Quantum computing can be used to efficiently simulate quantum many-body systems. Solving such a problem is classically hard because its complexity grows exponentially with the problem size (roughly with the degree of freedoms), which is an inherent consequence of the Schroedinger-equation.
My intuitive understanding of this fact is that using quantum computers, we can essentially simulate the quantum many-body system, thus making the theoretical calculation essentially an experiment.
What about the reverse problem?
More specifically, consider the situation in which
- we have a description of a quantum many-body system, i.e. we know a formalized set of requirements whose behavior it should follow,
- and we are trying to find the actual system for this description?
In a practical example, we have the required properties of a chemical compound. The goal is to find a chemical formula which fulfills the requirements.
This looks for me a harder task as to calculate the physical properties of a known compound (which is, in essence, "only" a solution of the Schroedinger-equation).
For example, such a description of a practical problem in human language would be this:
I want a room temperature superconductor.
And the output would be:
The formula is: ...
We have the dynamics, or some type of behavior of the system.
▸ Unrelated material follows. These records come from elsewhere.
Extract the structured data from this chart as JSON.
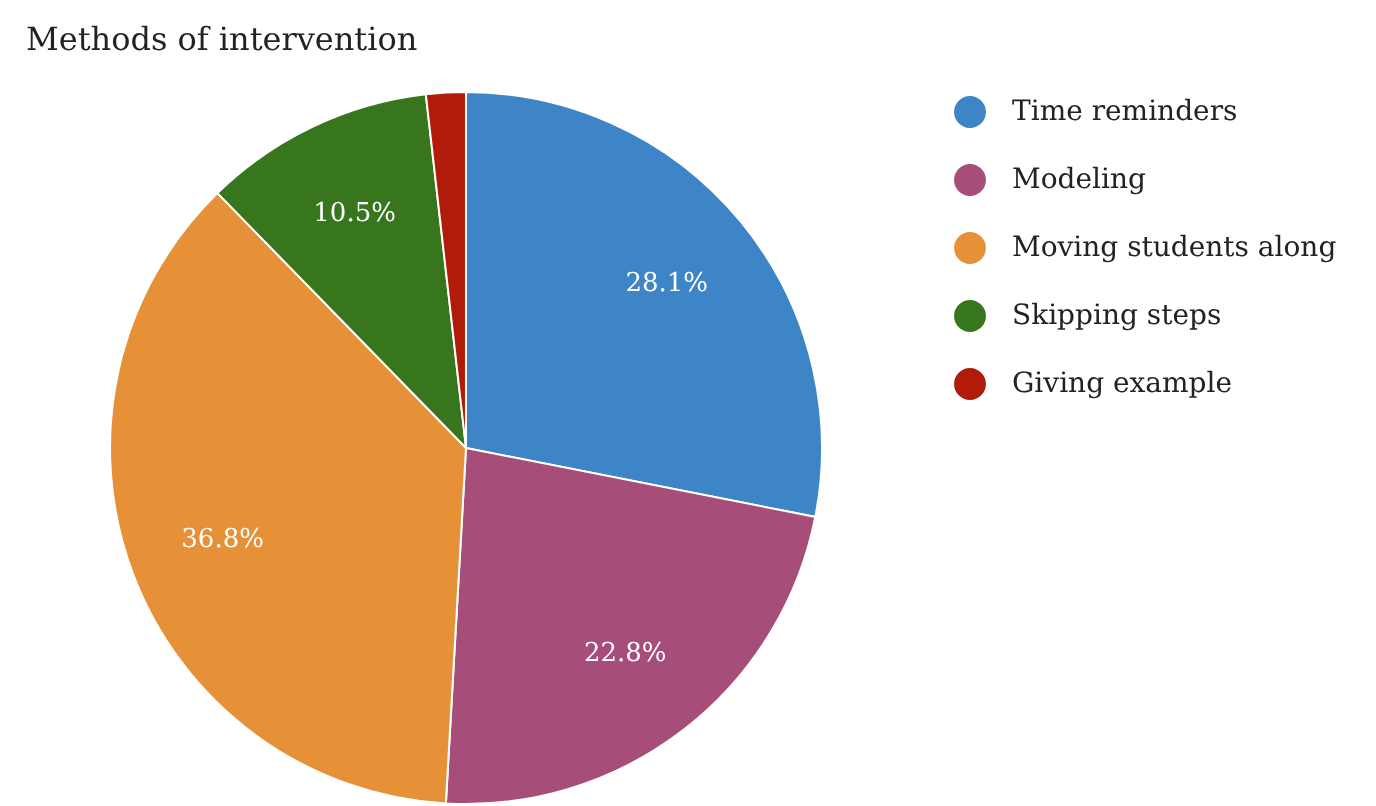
{
  "chart_data": {
    "type": "pie",
    "title": "Methods of intervention",
    "categories": [
      "Time reminders",
      "Modeling",
      "Moving students along",
      "Skipping steps",
      "Giving example"
    ],
    "values": [
      28.1,
      22.8,
      36.8,
      10.5,
      1.8
    ],
    "colors": [
      "#3d85c6",
      "#a64d79",
      "#e69138",
      "#38761d",
      "#b11c0a"
    ],
    "value_labels": [
      "28.1%",
      "22.8%",
      "36.8%",
      "10.5%",
      null
    ],
    "legend": "right"
  }
}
In the case of chemical compounds, it could be, for example, excitation spectrum or superconductivity transition temperature. The important thing is that we have here a different direction: not from a given QM system do we want to calculate the behavior (= Schroedinger equation), but we have a wanted behavior (now: superconductivity transition temperature), we have a nearly-infinite set of possible compounds, and we are looking for the compound which fulfills the selection criteria ($T_c \geq 300K$).